Si históricamente ya se había puesto el punto de mira en los colaboradores y facilitadores del régimen desde el punto de vista logístico o material, ahora Sherratt intenta arrojar algo más de luz sobre los sustentadores teóricos -voluntarios o no; anteriores, contemporáneos e incluso posteriores- de terroríficos proyectos como la solución final. Lo hace no a modo de ensayo canónico sino, como ella misma explica, siguiendo el esquema de un "docudrama". "Es una obra de no ficción", apuntilla, "cuidadosamente investigada sobre la base de material de archivos, cartas, fotografías, pinturas, informes y descripciones verbales, que han sido en todo caso meticulosamente referenciados. Pero está escrita en un estilo narrativo que pretende transportar al lector al vívido y peligroso mundo de la Alemania de la década de 1930". 
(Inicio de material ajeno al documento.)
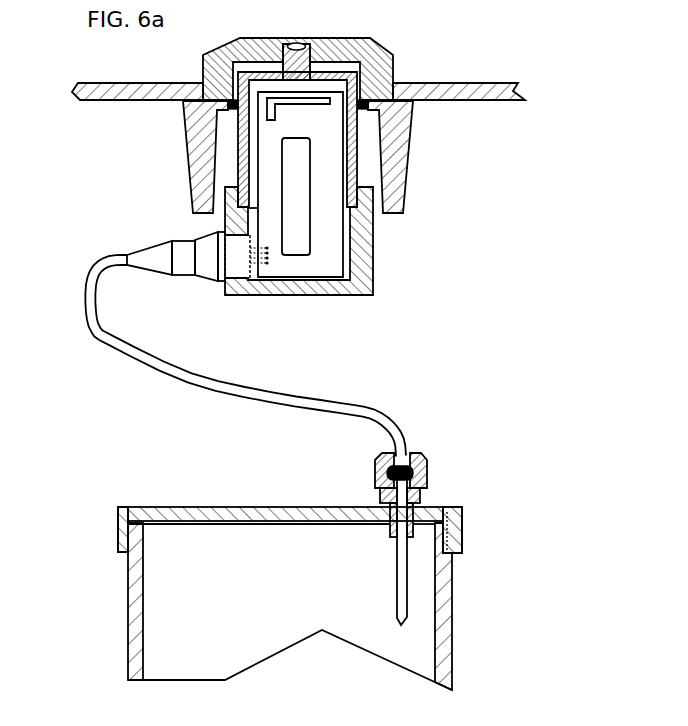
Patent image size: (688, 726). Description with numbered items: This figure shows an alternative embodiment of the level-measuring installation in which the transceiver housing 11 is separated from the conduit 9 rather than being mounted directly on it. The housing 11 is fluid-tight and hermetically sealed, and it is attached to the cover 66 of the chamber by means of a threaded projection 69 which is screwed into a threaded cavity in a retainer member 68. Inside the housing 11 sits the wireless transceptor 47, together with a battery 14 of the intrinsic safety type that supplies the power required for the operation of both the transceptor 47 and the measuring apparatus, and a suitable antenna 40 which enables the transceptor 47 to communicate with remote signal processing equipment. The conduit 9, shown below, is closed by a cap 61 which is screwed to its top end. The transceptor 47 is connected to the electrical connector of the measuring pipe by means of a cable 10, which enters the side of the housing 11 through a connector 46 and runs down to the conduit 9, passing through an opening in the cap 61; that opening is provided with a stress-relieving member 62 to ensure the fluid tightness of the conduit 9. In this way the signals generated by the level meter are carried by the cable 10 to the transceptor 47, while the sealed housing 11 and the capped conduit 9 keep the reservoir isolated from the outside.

The conduit 9 is at (447, 627).
The cable 10 is at (197, 380).
The transceiver housing 11 is at (378, 242).
The battery 14 is at (296, 243).
The antenna 40 is at (267, 113).
The connector 46 is at (215, 273).
The wireless transceptor 47 is at (327, 232).
The cap 61 is at (225, 507).
The stress-relieving member 62 is at (427, 462).
The cover 66 is at (438, 92).
The retainer member 68 is at (378, 56).
The threaded projection 69 is at (292, 47).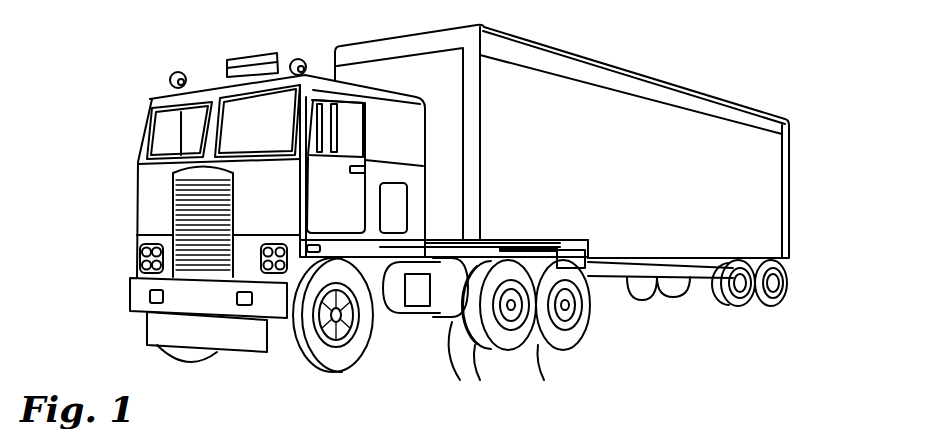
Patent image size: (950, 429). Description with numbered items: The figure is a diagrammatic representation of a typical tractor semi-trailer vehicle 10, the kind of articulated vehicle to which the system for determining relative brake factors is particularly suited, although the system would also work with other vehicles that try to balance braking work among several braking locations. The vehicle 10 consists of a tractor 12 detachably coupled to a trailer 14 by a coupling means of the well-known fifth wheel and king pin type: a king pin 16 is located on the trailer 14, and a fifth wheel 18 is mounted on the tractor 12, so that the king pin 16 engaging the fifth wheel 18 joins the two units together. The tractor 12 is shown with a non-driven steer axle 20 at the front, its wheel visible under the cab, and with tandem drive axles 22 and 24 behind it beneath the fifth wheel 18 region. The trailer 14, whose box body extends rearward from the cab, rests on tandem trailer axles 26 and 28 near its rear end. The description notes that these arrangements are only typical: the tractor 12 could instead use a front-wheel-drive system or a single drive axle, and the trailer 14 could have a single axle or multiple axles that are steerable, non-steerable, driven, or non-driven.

The tractor semi-trailer vehicle 10 is at (716, 72).
The tractor 12 is at (198, 64).
The trailer 14 is at (746, 142).
The king pin 16 is at (550, 218).
The fifth wheel 18 is at (505, 256).
The steer axle 20 is at (297, 368).
The drive axle 22 is at (480, 350).
The drive axle 24 is at (550, 345).
The trailer axle 26 is at (718, 303).
The trailer axle 28 is at (755, 307).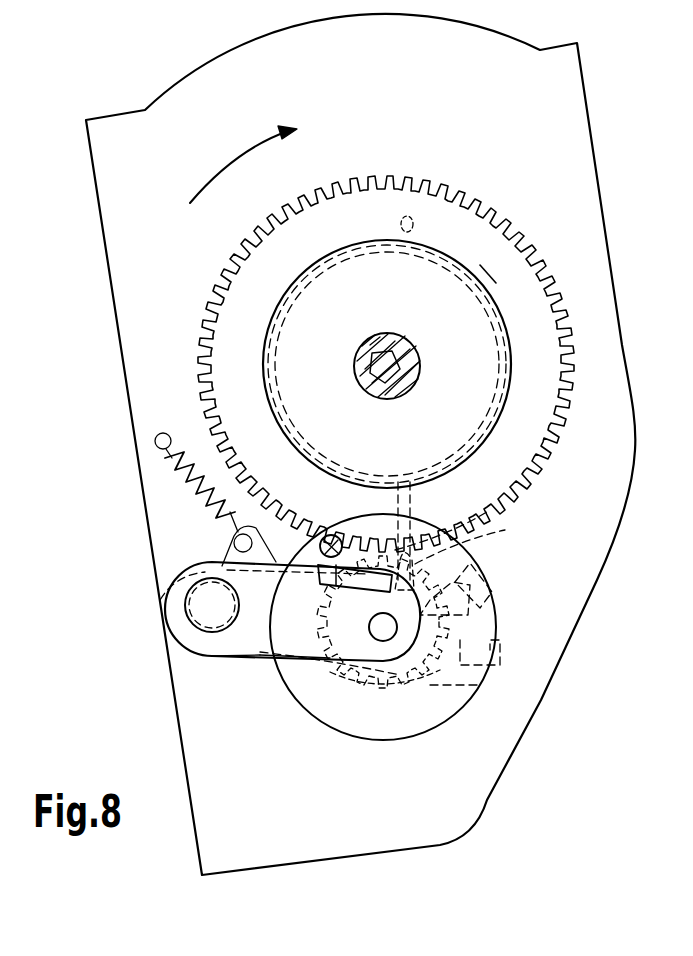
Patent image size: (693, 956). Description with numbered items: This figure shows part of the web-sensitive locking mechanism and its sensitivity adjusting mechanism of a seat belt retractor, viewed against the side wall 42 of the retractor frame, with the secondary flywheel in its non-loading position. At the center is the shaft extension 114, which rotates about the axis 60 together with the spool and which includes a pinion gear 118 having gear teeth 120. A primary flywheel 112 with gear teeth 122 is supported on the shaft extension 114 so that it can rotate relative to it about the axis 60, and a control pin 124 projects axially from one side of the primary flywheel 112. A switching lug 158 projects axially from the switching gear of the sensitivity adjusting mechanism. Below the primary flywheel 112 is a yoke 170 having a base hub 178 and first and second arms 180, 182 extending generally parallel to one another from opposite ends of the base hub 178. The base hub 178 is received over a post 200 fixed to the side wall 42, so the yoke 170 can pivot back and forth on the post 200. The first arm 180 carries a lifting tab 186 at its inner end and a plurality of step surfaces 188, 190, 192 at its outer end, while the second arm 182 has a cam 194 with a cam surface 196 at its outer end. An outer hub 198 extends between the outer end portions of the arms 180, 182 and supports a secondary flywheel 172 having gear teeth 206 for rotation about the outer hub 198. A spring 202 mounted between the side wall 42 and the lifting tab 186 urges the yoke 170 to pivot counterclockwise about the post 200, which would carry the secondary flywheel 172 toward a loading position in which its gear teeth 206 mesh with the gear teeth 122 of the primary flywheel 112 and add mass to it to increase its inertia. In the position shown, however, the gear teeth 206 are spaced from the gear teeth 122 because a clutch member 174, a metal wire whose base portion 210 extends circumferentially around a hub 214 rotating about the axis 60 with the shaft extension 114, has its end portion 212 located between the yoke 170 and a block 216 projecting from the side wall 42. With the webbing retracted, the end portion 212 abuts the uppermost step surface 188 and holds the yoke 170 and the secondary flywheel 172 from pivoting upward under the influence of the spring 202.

The side wall 42 is at (135, 380).
The axis 60 is at (420, 373).
The primary flywheel 112 is at (333, 232).
The shaft extension 114 is at (364, 338).
The pinion gear 118 is at (362, 361).
The gear teeth 120 is at (376, 343).
The gear teeth 122 is at (250, 248).
The control pin 124 is at (415, 222).
The switching lug 158 is at (331, 535).
The yoke 170 is at (188, 584).
The secondary flywheel 172 is at (297, 704).
The clutch member 174 is at (465, 262).
The base hub 178 is at (160, 600).
The first arm 180 is at (262, 656).
The second arm 182 is at (292, 655).
The lifting tab 186 is at (230, 549).
The step surface 188 is at (472, 553).
The step surface 190 is at (505, 625).
The step surface 192 is at (498, 650).
The cam 194 is at (325, 580).
The cam surface 196 is at (355, 578).
The outer hub 198 is at (390, 636).
The post 200 is at (190, 606).
The spring 202 is at (172, 488).
The gear teeth 206 is at (346, 680).
The base portion 210 is at (498, 302).
The end portion 212 is at (478, 538).
The hub 214 is at (488, 292).
The block 216 is at (490, 585).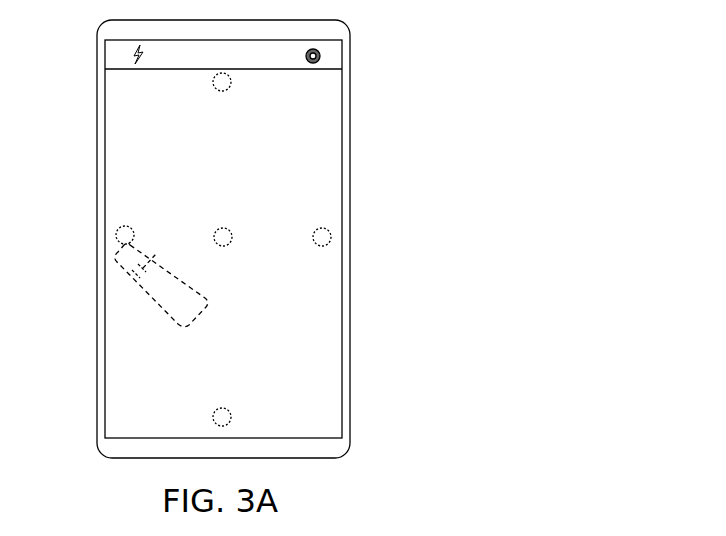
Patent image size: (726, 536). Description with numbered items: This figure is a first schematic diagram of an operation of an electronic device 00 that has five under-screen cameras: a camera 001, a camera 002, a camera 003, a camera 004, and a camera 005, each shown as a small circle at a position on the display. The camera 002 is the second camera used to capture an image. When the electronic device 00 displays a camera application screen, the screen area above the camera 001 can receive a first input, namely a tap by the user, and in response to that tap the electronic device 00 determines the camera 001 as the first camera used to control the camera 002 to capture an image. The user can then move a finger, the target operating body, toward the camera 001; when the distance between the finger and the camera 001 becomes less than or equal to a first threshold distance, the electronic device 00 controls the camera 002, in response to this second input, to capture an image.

The electronic device 00 is at (103, 41).
The camera 001 is at (121, 228).
The camera 002 is at (221, 91).
The camera 003 is at (320, 229).
The camera 004 is at (222, 408).
The camera 005 is at (217, 229).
Del mismo modo que buena parte de la intelligentsia germana de aquellos tiempos se puso de lado del horror, también se ocupa el libro de subrayar la labor de oposición de personajes como los señalados Arendt, Benjamin o Adorno, además de otros como Kurt Huber, profesor universitario condenado a muerte por su participación en el grupo de resistencia antinazi Rosa Blanca. De sus "proezas intelectuales" Sherratt subraya que permanencen "tan silenciadas en el mundo occidental como lo estuvieron bajo Hitler". "Huber se esforzó por mantener con vida la presencia judía en la universidad", señala Sherratt, "disertaba sin ocultarlo acerca de filósofos judíos proscritos, como Spinoza. Husserl había sido depurado, y mientras que otros eran arrestados, ejcutados o forzados a exiliarse, el valiente Huber alzaba la llama agonizante de la tradición intelectual judía".